Het is de Afdeling advisering niet duidelijk waarom er door het kabinet via een relatief ongerichte fiscale maatregel wordt gestuurd op het aantrekkelijker maken van investeringen op de huurmarkt. Daarbij wordt de vraag opgeworpen of niet-fiscale maatregelen daar niet meer geschikt voor zijn. Ook wijst de Raad van State erop dat door de maatregel de overdrachtsbelasting veel complexer wordt. “De voorgestelde maatregel lijkt niet goed genoeg te kunnen worden toegespitst en het verfijnen hiervan zal de complexiteit verder vergroten”, oordeelt de Afdeling advisering.

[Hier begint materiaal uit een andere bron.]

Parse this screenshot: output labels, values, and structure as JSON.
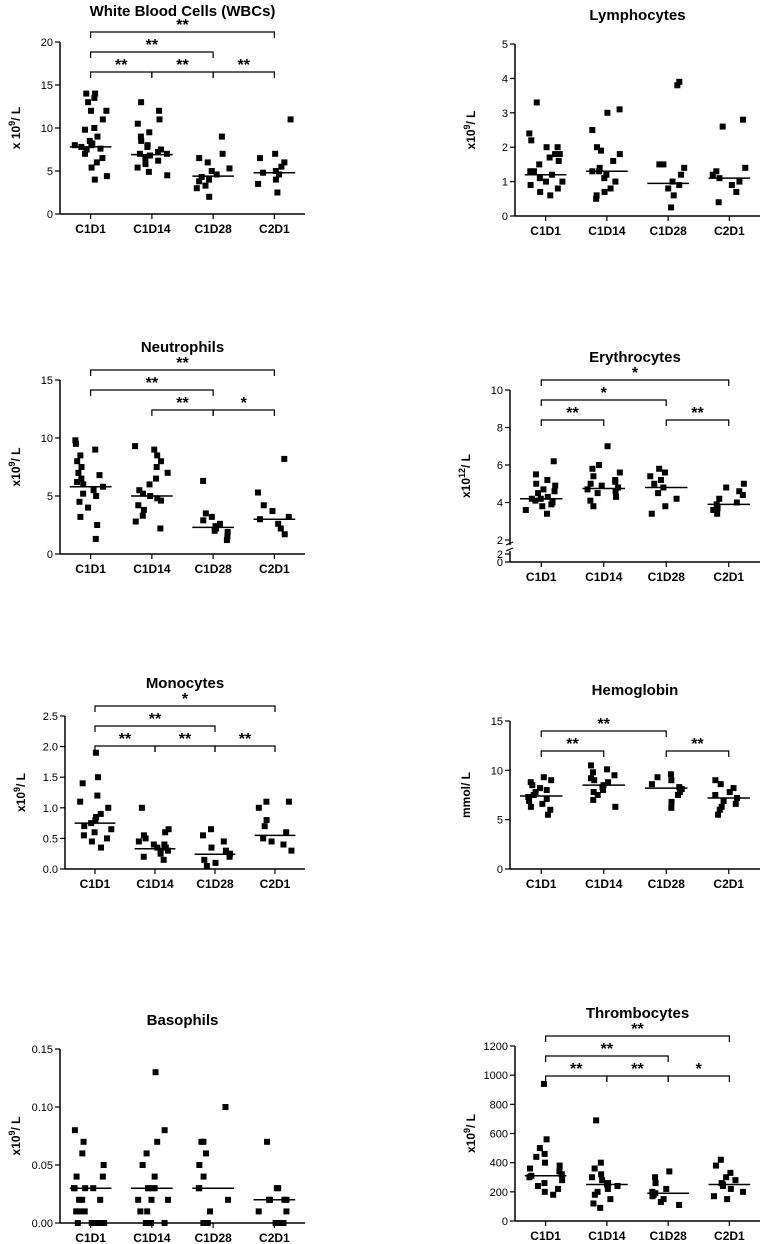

De invoering van een algemeen woningtarief van 8% leidt tot een vierde tarief in de overdrachtsbelasting. Dit tarief gaat vanaf 2026 gelden voor alle woningen waarvoor niet aan de hoofdverblijfeis wordt voldaan. Dit gaat zowel over woningen die als belegging worden gebruikt om te verhuren, als over woningen die dienen als tweede woning of vakantiewoning. Beleggers in kantoren of logistiek vastgoed blijven gebonden aan het bestaande tarief van 10,4 procent. Op de consumentenmarkt is de overdrachtsbelasting 0 procent voor starters en doorstromers onder de 35 jaar en 2 procent voor de rest.
Meer vastgoedfraude
De Raad van State wijst naast het probleem van afbakening op mogelijke fraude. Zij vreest dat met vastgoedbeleggers discussies ontstaan over wat onder een woning moet worden verstaan. De controle hierop zal te veel capaciteit vereisen van de Belastingdienst. Daarnaast wordt gevreesd voor een toename van het aantal bezwaar- en beroepsprocedures.